Energy Transfer Partners announced the project last year, just days after North Dakota’s governor urged industry and government officials to build more pipelines to keep pace with the state’s oil production. He said doing so will reduce truck and oil train traffic, curb natural gas flaring and create more markets for the state’s oil and gas. North Dakota is the No. 2 oil producer in the U.S. behind Texas. It pumps about 1.2 million barrels a day, with about half of it moved by rail.

 

 

 

Oil traders buy at low prices today to resell at a profit later

 

(Bloomberg; Sept. 15) - To see how oil traders are profiting from the longest-lasting glut in three decades, look at the Caribbean island of St. Lucia. Glencore leased tanks at the island’s only oil terminal to stow crude, joining Vitol Group, sources said last week.
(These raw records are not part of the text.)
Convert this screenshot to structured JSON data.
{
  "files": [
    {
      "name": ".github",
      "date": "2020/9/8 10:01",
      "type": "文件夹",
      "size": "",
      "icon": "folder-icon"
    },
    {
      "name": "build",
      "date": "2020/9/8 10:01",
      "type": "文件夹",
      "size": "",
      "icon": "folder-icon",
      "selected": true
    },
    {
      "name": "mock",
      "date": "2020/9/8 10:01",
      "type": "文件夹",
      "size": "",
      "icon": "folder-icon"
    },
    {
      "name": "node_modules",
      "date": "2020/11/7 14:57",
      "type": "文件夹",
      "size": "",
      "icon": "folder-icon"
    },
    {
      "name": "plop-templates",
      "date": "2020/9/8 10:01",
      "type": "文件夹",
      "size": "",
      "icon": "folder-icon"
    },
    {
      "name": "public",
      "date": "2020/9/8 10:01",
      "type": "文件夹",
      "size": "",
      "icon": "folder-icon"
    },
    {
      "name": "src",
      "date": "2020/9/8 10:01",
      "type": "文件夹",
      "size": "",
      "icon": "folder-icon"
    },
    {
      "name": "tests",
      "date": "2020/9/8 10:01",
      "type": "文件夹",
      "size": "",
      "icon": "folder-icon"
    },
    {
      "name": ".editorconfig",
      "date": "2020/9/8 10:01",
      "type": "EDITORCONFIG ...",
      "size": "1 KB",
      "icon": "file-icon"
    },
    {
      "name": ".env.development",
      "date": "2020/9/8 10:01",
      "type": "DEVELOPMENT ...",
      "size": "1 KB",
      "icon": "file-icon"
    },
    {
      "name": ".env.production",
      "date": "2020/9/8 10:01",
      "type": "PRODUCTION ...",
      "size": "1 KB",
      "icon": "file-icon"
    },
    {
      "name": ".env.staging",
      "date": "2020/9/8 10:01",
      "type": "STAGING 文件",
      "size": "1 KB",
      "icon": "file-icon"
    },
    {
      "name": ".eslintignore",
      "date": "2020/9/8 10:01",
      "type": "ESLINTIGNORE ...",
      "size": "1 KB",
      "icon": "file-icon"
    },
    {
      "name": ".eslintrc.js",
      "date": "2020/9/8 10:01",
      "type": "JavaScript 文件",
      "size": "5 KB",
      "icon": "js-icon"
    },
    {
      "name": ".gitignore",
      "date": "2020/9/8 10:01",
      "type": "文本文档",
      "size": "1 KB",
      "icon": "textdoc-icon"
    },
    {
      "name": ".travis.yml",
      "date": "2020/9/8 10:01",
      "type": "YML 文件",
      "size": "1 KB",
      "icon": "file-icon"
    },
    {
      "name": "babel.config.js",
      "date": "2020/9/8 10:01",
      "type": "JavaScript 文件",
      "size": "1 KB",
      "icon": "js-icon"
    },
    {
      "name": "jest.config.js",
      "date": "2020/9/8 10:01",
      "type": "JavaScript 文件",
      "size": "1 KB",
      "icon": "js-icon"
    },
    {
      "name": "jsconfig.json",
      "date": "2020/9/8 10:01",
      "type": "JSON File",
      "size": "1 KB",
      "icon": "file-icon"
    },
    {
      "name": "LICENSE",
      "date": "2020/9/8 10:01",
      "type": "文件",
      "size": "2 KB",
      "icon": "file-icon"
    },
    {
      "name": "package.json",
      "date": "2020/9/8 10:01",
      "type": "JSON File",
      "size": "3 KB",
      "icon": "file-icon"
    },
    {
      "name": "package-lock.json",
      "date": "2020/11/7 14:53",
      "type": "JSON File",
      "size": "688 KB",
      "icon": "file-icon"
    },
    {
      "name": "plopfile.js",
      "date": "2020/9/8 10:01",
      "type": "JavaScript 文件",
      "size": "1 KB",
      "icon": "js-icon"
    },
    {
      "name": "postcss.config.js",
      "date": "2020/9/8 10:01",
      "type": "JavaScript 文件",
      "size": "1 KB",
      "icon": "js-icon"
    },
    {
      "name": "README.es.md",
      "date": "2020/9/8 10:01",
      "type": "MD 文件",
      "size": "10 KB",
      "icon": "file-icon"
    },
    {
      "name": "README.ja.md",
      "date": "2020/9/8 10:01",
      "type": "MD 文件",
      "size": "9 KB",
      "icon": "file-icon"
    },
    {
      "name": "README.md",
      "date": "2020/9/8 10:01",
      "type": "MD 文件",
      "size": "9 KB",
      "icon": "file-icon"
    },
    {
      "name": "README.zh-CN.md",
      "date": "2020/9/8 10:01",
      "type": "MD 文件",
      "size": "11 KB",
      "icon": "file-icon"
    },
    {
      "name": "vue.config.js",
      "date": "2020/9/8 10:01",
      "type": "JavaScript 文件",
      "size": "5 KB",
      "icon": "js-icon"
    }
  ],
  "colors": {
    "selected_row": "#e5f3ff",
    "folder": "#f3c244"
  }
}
They are responding to the market’s deepening contango, a situation where prices today are lower than those in future months, allowing traders with access to storage to lock in a profit. From St. Lucia to South Africa to Rotterdam, they’re seizing the opportunity.

 

“Contango opportunities are emerging,” Ian Taylor, chief executive officer of Vitol, the world’s largest independent oil trader, said in an interview earlier this month. While the oil market has been in contango since August 2014, in the past month prices have moved in a direction that makes the trade more profitable. The price difference between a Brent oil contract for immediate delivery, the global benchmark, and one-year forward stood at minus $7.85 a barrel Sept. 15, more than double its level in mid-July.

 

The spread has widened as refiners enter into their maintenance season before the northern hemisphere’s winter, reducing oil intake. At the same time, oil supplies in the Atlantic basin from producers in the North Sea and West Africa have risen to the highest in three years, forcing traders to find a home for millions of barrels. At today’s prices, traders can store crude onshore and make money from future sales. The contango isn’t strong enough yet to allow the use of oil tankers as floating storage facilities.

 

 

 

Low oil prices likely will lead to cuts in smaller drillers’ credit lines

 

(Wall Street Journal; Sept. 15) - U.S. energy companies have defied financial gravity for more than a year, borrowing and spending billions of dollars to pump oil, even as crude prices plummeted. Until now. The oil patch is expected to finally face a financial reckoning, experts say, with carnage occurring as early as this month. One trigger: Smaller drillers are bracing for cuts to their credit lines in October as banks re-evaluate how much energy companies’ oil and gas properties are worth.

 

Jim Flores, vice chairman of Freeport-McMoRan, which pumps oil in the Gulf of Mexico, explained the industry’s conundrum this way: “It’s raining and it’s going to rain for a long time. We’re all going to get wet. A few people are going to drown. You just have to make it to the other side.” Some smaller companies are already negotiating with their lenders, dumping assets at distress-sale prices and delaying payments to vendors as they try to preserve cash.

 

Though the financial pain likely will be concentrated among some of the smaller and more debt-laden companies, it could ultimately have big effects on the oversupplied global oil market. On the debt side, many U.S. oil companies anticipate that banks will curb their credit lines, which are often secured by the value of oil and gas holdings. Low prices make those properties less valuable. Banks already cut back on some credit lines in the spring, and are beginning another round of reviews likely to lead to further cuts.